— Смерть тиранам! Смерть скупщикам! — рычала толпа, и от этих криков содрогнулся бы и самый смелый человек.

Если бы наши спутники дрогнули хоть на мгновение, мы неминуемо погибли бы. Но они шли прямо, и вся толпа, кроме одного человека, вдруг отхлынула обратно. Оставшийся негодяй бросился на меня с ножом. И тотчас же Бютон поднял свой железный брус и, крикнув: «Относись с уважением к трехцветной кокарде!», ударил его по голове. Тот упал на землю, как подкошенный.
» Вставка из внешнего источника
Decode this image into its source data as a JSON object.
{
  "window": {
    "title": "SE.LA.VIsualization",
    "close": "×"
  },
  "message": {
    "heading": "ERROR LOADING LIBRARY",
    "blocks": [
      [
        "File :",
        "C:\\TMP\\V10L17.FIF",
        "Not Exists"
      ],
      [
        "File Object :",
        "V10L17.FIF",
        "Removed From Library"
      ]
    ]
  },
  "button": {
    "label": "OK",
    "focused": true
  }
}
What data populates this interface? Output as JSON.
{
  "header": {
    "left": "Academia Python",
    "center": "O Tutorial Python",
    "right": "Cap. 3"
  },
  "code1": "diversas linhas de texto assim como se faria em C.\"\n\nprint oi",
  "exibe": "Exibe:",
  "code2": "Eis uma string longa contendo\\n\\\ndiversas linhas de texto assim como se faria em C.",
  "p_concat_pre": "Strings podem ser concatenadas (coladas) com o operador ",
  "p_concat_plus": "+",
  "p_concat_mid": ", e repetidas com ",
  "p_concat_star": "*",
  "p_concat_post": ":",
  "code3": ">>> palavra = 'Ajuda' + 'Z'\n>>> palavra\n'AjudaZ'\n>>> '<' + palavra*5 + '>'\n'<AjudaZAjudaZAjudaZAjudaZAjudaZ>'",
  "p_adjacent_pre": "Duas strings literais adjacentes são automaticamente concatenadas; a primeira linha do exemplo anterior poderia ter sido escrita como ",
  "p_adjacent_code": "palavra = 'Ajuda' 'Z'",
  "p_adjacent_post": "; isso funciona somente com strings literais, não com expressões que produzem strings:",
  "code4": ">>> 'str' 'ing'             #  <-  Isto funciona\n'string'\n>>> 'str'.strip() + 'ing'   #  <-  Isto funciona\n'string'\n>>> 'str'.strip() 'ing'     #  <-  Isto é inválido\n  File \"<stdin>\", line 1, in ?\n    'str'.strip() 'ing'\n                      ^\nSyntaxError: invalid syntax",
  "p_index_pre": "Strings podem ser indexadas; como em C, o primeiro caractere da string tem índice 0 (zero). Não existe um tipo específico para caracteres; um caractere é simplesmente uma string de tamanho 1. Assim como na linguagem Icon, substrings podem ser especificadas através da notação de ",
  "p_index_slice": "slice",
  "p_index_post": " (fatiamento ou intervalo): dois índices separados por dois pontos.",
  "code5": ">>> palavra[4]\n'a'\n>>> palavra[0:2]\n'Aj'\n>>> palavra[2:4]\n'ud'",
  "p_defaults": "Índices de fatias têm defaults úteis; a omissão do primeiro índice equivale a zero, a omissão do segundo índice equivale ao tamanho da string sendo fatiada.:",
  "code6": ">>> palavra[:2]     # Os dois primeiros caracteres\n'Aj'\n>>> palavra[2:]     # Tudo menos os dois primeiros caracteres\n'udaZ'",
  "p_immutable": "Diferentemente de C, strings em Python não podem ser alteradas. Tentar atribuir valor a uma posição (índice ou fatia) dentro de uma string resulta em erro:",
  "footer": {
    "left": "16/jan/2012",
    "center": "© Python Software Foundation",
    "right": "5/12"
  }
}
— Относитесь с уважением к трехцветной кокарде! — заревел Бютон, словно разъяренный бык.

Окрик этот произвел магическое действие. Толпа откатилась еще дальше, затихла и лишь тупо смотрела на меня и мою ношу.

— Уважайте трехцветную кокарду! — закричал, в свою очередь, отец Бенедикт, поднимая руку и осеняя толпу крестом.

Возглас его тотчас же был подхвачен сотней хриплых голосов. Прежде, чем я мог осознать произошедшую перемену, те самые люди, что минутою ранее были готовы растерзать нас, теперь толкали друг друга, крича:

— Дорогу трехцветной кокарде! Дайте дорогу!

Было что-то совершенно невероятное, странное и страшное в том почтении, в том уважении, которое дикари питали к этим словам, к банту, к идее. Я был так поражен, что всю жизнь не могу забыть этой сцены. Но в данный момент я едва сознавал, что происходит передо мной. Я шел сквозь толпу, спотыкаясь, будто во сне. Когда мы добрались до ворот, отец Бенедикт хотел было отнять у меня драгоценную ношу, но я запротестовал.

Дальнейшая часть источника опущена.